Lo Statuto dei Lavoratori ha compiuto cinquant’anni essendo stato varato il 20 maggio 1970. Quest’anno, però, anche a causa della Pandemia, non è stato celebrato come per il passato. La ricorrenza s’è ritrovata in uno dei momenti più tragici del nostro Paese. Che il Paese sia, ora, in preoccupante crisi economica nessuno lo può sottovalutare. Senza la certezza di un lavoro, il futuro d’Italia, ma anche d’Europa è in serio pericolo.

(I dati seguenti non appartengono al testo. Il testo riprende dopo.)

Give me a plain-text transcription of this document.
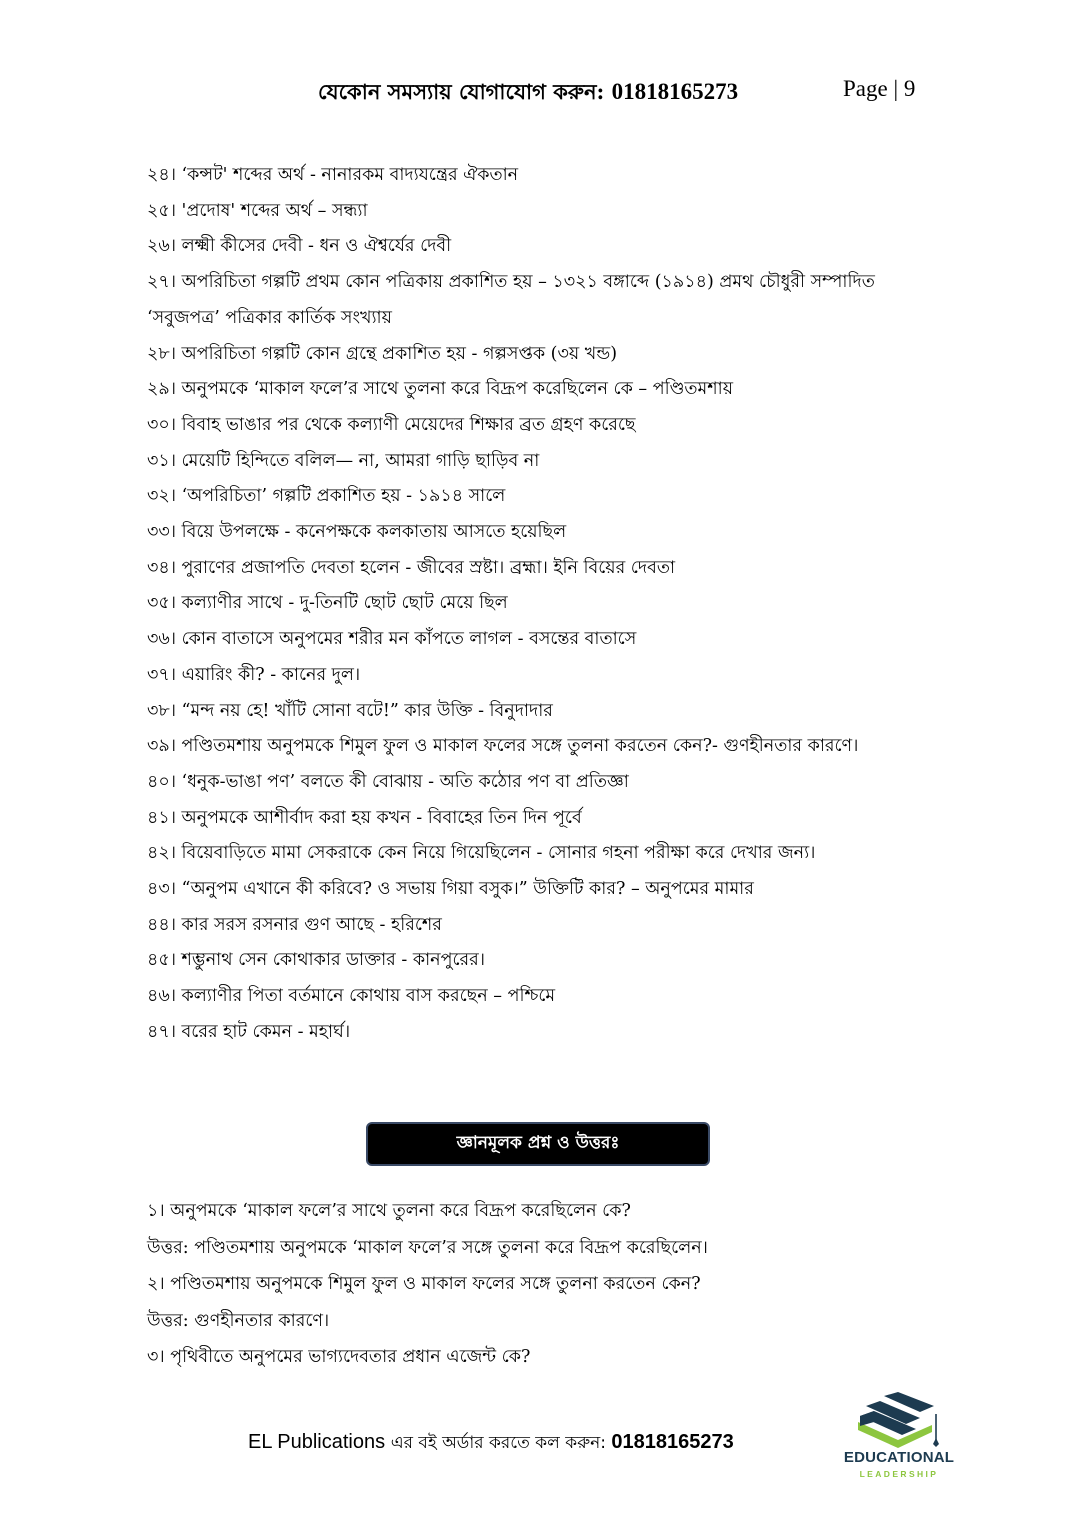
যেকোন সমস্যায় যোগাযোগ করুন: 01818165273	Page | 9
২৪। ‘কন্সট' শব্দের অর্থ - নানারকম বাদ্যযন্ত্রের ঐকতান
২৫। 'প্রদোষ' শব্দের অর্থ – সন্ধ্যা
২৬। লক্ষ্মী কীসের দেবী - ধন ও ঐশ্বর্যের দেবী
২৭। অপরিচিতা গল্পটি প্রথম কোন পত্রিকায় প্রকাশিত হয় – ১৩২১ বঙ্গাব্দে (১৯১৪) প্রমথ চৌধুরী সম্পাদিত ‘সবুজপত্র’ পত্রিকার কার্তিক সংখ্যায়
২৮। অপরিচিতা গল্পটি কোন গ্রন্থে প্রকাশিত হয় - গল্পসপ্তক (৩য় খন্ড)
২৯। অনুপমকে ‘মাকাল ফলে’র সাথে তুলনা করে বিদ্রূপ করেছিলেন কে – পণ্ডিতমশায়
৩০। বিবাহ ভাঙার পর থেকে কল্যাণী মেয়েদের শিক্ষার ব্রত গ্রহণ করেছে
৩১। মেয়েটি হিন্দিতে বলিল— না, আমরা গাড়ি ছাড়িব না
৩২। ‘অপরিচিতা’ গল্পটি প্রকাশিত হয় - ১৯১৪ সালে
৩৩। বিয়ে উপলক্ষে - কনেপক্ষকে কলকাতায় আসতে হয়েছিল
৩৪। পুরাণের প্রজাপতি দেবতা হলেন - জীবের স্রষ্টা। ব্রহ্মা। ইনি বিয়ের দেবতা
৩৫। কল্যাণীর সাথে - দু-তিনটি ছোট ছোট মেয়ে ছিল
৩৬। কোন বাতাসে অনুপমের শরীর মন কাঁপতে লাগল - বসন্তের বাতাসে
৩৭। এয়ারিং কী? - কানের দুল।
৩৮। “মন্দ নয় হে! খাঁটি সোনা বটে!” কার উক্তি - বিনুদাদার
৩৯। পণ্ডিতমশায় অনুপমকে শিমুল ফুল ও মাকাল ফলের সঙ্গে তুলনা করতেন কেন?- গুণহীনতার কারণে।
৪০। ‘ধনুক-ভাঙা পণ’ বলতে কী বোঝায় - অতি কঠোর পণ বা প্রতিজ্ঞা
৪১। অনুপমকে আশীর্বাদ করা হয় কখন - বিবাহের তিন দিন পূর্বে
৪২। বিয়েবাড়িতে মামা সেকরাকে কেন নিয়ে গিয়েছিলেন - সোনার গহনা পরীক্ষা করে দেখার জন্য।
৪৩। “অনুপম এখানে কী করিবে? ও সভায় গিয়া বসুক।” উক্তিটি কার? – অনুপমের মামার
৪৪। কার সরস রসনার গুণ আছে - হরিশের
৪৫। শম্ভুনাথ সেন কোথাকার ডাক্তার - কানপুরের।
৪৬। কল্যাণীর পিতা বর্তমানে কোথায় বাস করছেন – পশ্চিমে
৪৭। বরের হাট কেমন - মহার্ঘ।
জ্ঞানমূলক প্রশ্ন ও উত্তরঃ
১। অনুপমকে ‘মাকাল ফলে’র সাথে তুলনা করে বিদ্রূপ করেছিলেন কে?
উত্তর: পণ্ডিতমশায় অনুপমকে ‘মাকাল ফলে’র সঙ্গে তুলনা করে বিদ্রূপ করেছিলেন।
২। পণ্ডিতমশায় অনুপমকে শিমুল ফুল ও মাকাল ফলের সঙ্গে তুলনা করতেন কেন?
উত্তর: গুণহীনতার কারণে।
৩। পৃথিবীতে অনুপমের ভাগ্যদেবতার প্রধান এজেন্ট কে?
EL Publications এর বই অর্ডার করতে কল করুন: 01818165273
EDUCATIONAL
LEADERSHIP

A questo punto sono i numeri ufficiali della crisi socio/economica che ci preoccupano. Per salvare ciò che ancora si potrebbe, sono indispensabili interventi valutari pubblici a fondo perduto. Con primario effetto di contenere le differenze, che ancora ci sono, tra i poveri di oggi e i ricchi che ci sono sempre stati. Insomma, sostenere la nostra economia dovrebbe essere l’obiettivo di un’UE che il Coronavirus non ha risparmiato. In pochi mesi, sono aumentate le ore in cassa integrazione e la disoccupazione, che da noi non è mai stata azzerata, è tornata ad alzare la testa.

In queste condizioni, quale futuro ci possiamo aspettare? A nostro avviso, bisognerebbe dare corpo a strutture idonee a favorire l’occupazione e ridimensionare il divario tra “ricchi” e “poveri”. L’economia nazionale ha bisogno d’investimenti e di una massiccia infusione di “fiducia”. Anche se non c’è accordo generale, l’UE dovrebbe attivare un volano economico che consenta d’investire in occupazione a lungo termine. Inizialmente, magari, lavorando di meno, ma lavorare tutti.

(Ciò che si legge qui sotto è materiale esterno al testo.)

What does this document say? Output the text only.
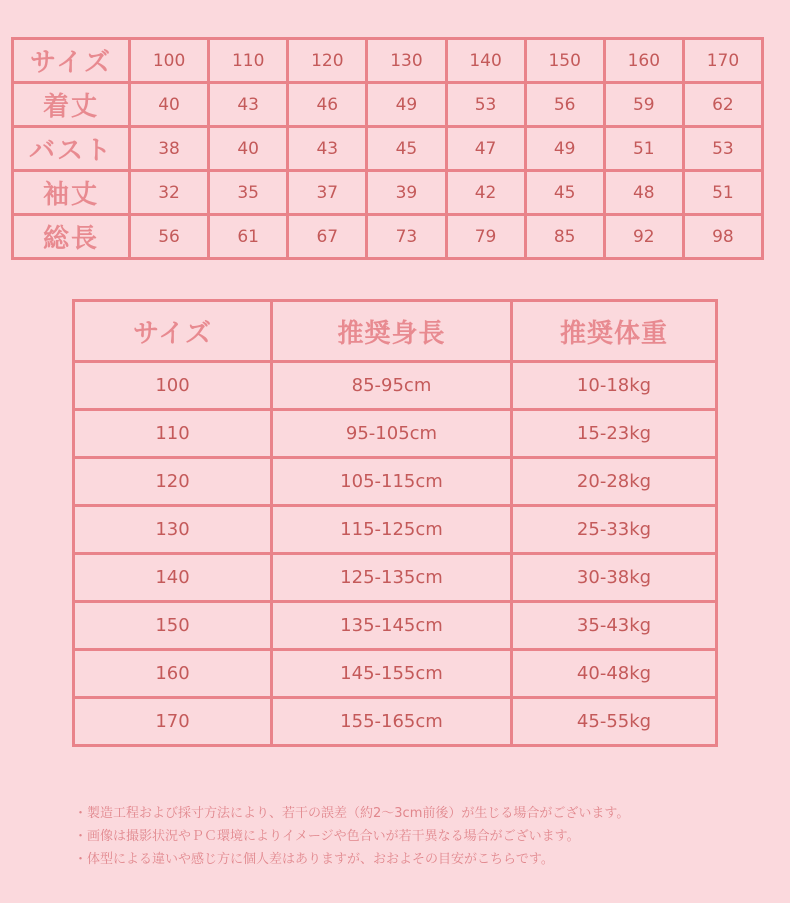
サイズ	100	110	120	130	140	150	160	170
着丈	40	43	46	49	53	56	59	62
バスト	38	40	43	45	47	49	51	53
袖丈	32	35	37	39	42	45	48	51
総長	56	61	67	73	79	85	92	98
サイズ	推奨身長	推奨体重
100	85-95cm	10-18kg
110	95-105cm	15-23kg
120	105-115cm	20-28kg
130	115-125cm	25-33kg
140	125-135cm	30-38kg
150	135-145cm	35-43kg
160	145-155cm	40-48kg
170	155-165cm	45-55kg
・製造工程および採寸方法により、若干の誤差（約2〜3cm前後）が生じる場合がございます。
・画像は撮影状況やＰＣ環境によりイメージや色合いが若干異なる場合がございます。
・体型による違いや感じ方に個人差はありますが、おおよその目安がこちらです。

Le norme di vita, purtroppo, sono state forzosamente cambiate. Non era possibile fare diversamente. La globalizzazione di questi problemi è un’altra prova di quanto ci siamo sentiti d’evidenziare. Tentare di riportare in salute la nostra economia è una priorità, unitamente a quella di sconfiggere i nefasti effetti sanitari del Covid-19.